LiAngelo Ball is no longer at UCLA. The middle Ball brother left the university on Monday at the behest of his father, LaVar, who cited the indefinite suspension handed to LiAngelo and the others that were arrested for shoplifting in China as the main reason for his withdrawal from the school.

After dominating the news cycle on Monday, the Balls weren’t done, as LaVar and LiAngelo appeared on The Today Show on Tuesday morning to discuss their situation. LaVar, naturally, discussed his ongoing feud with Donald Trump over whether he should thank the president for his assistance in getting LiAngelo and the other UCLA players out of China.

As for LiAngelo, he finally offered details into what went down in China and why he and the others shoplifted from the Louis Vuitton store in a Chinese mall, which led to the entire international incident. As Ball explained, he was just going along with what everyone else was doing and didn’t really think about it until he got back to his hotel room that night and thought about how it was probably a poor decision.

“We all went out one night, went through the mall,” LiAngelo said. “Went to the Louis Vuitton store. People started taking stuff, and me just not thinking and being with them, I took stuff too. We left thinking we’ll just get away, you know how kids think. I didn’t realize till I got back to my hotel, I’m like ‘that was stupid,’ but by then it was too late. And sure enough, the next morning the police came and got us.”

The “peer pressure” defense is certainly an interesting one to take here. Ball might be telling the truth and he was just going along with what everyone else is doing, but at 19 years old even if that’s not the best excuse (or one that’s going to endear him to too many). I’m sure after hearing this his ex-teammates aren’t too upset he’s no longer on the Bruins after essentially throwing them under the bus on national TV.

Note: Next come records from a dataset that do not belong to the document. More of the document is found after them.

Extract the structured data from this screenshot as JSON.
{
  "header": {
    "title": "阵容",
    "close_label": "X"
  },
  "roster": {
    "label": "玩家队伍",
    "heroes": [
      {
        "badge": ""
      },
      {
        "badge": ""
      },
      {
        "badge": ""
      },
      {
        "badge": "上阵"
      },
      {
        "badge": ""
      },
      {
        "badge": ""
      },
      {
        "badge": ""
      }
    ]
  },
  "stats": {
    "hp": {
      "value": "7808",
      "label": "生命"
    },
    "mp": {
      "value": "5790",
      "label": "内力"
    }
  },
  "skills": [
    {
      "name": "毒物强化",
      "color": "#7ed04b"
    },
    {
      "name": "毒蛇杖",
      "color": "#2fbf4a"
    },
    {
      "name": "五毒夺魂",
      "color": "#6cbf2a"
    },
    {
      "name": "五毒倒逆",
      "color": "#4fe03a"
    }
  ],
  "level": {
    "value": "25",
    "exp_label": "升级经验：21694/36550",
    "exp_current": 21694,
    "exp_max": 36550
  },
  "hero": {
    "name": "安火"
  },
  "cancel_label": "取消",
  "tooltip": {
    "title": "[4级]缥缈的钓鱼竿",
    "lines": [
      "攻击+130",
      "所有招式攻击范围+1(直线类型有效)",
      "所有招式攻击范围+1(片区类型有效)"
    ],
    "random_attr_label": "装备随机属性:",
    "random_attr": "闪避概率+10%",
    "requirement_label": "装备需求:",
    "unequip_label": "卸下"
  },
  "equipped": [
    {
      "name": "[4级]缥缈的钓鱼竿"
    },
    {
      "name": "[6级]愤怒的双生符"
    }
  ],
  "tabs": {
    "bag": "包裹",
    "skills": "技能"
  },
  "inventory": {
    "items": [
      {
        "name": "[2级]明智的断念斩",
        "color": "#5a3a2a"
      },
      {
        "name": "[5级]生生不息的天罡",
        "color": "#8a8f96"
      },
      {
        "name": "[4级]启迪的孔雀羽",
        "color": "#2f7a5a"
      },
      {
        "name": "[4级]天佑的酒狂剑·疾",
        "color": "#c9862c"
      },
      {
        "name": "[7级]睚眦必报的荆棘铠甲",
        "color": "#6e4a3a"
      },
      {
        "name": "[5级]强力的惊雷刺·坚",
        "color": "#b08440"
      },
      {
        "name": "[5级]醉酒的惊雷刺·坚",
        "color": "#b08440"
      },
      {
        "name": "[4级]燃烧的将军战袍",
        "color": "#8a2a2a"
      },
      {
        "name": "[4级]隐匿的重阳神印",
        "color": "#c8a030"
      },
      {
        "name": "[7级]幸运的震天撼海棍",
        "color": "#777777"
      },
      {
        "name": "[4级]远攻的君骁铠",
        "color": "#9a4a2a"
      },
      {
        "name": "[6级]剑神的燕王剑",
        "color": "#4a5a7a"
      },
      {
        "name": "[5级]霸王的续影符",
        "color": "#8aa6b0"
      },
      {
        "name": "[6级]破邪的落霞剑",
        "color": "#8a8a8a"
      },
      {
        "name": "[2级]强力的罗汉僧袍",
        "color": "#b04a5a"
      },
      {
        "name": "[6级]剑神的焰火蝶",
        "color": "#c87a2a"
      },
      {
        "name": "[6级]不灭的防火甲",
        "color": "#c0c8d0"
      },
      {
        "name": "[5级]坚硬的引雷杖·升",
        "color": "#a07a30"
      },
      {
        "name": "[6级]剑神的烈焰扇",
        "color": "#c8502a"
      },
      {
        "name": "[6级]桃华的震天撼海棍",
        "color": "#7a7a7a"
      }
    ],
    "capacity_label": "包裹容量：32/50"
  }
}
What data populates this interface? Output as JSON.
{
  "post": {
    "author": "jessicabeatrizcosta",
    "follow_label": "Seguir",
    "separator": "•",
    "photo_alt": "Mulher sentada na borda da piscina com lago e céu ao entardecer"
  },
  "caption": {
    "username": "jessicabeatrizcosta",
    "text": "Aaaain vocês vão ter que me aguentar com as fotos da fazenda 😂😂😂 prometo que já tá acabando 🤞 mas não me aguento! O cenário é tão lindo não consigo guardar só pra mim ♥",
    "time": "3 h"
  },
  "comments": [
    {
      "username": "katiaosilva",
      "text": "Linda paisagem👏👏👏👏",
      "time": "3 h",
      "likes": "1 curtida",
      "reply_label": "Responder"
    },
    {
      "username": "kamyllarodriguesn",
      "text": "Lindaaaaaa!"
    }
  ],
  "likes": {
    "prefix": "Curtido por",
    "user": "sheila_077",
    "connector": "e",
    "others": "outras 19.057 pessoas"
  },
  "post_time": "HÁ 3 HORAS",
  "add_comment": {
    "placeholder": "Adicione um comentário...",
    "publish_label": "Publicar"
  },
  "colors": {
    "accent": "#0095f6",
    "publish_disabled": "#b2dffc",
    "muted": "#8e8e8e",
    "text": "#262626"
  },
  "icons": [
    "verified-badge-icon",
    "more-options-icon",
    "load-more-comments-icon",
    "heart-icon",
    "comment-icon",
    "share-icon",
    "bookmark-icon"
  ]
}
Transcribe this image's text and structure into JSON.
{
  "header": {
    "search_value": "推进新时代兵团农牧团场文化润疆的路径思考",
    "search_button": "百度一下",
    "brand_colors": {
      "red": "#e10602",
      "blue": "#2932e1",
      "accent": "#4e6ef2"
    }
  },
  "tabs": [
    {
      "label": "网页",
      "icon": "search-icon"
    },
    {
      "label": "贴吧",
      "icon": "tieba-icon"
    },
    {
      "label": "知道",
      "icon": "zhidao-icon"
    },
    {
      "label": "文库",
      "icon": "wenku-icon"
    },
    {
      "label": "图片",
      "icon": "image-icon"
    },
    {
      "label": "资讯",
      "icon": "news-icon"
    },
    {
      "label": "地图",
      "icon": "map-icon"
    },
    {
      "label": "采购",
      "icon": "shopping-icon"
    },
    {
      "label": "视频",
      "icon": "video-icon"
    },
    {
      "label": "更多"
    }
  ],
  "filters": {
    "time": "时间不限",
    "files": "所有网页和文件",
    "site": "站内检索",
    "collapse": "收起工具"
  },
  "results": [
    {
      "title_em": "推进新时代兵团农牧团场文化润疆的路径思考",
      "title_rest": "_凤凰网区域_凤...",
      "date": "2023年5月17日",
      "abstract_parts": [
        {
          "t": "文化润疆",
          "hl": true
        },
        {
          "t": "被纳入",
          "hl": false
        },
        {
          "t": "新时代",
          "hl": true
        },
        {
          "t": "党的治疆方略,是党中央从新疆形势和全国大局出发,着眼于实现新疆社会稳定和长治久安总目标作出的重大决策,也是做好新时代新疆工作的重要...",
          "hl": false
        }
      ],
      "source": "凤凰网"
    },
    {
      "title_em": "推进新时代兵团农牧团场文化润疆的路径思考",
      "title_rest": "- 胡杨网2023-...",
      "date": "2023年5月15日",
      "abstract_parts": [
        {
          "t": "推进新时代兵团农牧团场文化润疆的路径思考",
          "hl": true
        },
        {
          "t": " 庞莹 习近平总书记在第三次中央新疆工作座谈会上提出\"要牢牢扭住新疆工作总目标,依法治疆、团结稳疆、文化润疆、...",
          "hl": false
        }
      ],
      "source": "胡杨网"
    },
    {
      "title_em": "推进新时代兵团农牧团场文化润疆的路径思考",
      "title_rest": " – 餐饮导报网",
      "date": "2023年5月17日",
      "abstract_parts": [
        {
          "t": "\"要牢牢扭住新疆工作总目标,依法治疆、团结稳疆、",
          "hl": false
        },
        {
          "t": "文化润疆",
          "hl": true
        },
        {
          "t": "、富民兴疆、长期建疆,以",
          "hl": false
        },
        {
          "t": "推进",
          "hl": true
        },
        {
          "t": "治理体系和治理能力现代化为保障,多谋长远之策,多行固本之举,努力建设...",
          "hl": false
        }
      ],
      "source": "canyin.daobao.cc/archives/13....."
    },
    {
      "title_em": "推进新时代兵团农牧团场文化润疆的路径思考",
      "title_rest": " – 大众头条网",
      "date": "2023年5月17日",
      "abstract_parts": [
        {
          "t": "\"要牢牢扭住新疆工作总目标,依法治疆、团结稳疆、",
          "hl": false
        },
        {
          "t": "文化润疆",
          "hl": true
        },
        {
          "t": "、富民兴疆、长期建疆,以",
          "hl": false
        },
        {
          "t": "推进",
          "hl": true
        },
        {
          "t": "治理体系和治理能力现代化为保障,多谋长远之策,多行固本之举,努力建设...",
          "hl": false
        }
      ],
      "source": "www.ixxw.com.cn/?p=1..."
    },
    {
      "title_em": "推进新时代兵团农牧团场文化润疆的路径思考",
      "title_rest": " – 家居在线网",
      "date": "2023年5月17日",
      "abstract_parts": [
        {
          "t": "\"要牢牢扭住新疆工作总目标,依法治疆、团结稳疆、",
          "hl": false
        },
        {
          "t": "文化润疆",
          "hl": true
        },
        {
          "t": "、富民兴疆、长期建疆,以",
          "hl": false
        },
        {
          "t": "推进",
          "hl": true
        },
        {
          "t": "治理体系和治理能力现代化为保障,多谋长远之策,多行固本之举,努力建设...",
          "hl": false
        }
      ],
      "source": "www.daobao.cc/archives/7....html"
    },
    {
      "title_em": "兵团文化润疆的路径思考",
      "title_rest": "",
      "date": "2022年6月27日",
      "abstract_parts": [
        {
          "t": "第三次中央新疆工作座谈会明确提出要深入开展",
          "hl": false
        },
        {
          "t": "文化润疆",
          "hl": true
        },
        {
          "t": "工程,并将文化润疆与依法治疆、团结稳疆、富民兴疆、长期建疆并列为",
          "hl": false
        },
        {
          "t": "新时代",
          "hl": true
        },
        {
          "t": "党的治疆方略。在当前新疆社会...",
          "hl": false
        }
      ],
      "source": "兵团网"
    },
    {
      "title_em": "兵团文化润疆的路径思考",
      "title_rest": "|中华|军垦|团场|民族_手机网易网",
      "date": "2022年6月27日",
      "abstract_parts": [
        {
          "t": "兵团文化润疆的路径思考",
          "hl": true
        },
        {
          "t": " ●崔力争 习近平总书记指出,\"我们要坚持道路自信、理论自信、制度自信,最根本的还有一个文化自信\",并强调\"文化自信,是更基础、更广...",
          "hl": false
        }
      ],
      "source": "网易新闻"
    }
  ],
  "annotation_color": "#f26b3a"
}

Ball also detailed what it was like in Chinese jail, which sounds like a night in jail pretty much anywhere.

“We were in jail for a day and a half,” LiAngelo said. “Oh, it was horrible. They take your clothes. You wear like whatever they have for you, a little jumpsuit or whatever. Take your shoestrings, and then you just sit in a cement cell for however long. It’s just you and the officer, and they don’t speak English.”

Now we know that going to jail for a night in China works about the same as going to jail for a night here in the U.S. An appearance on national morning television was a fitting end to the LaVar/LiAngelo/UCLA saga, and now NBA Draft prep, for which he has “no chance,” can begin in earnest.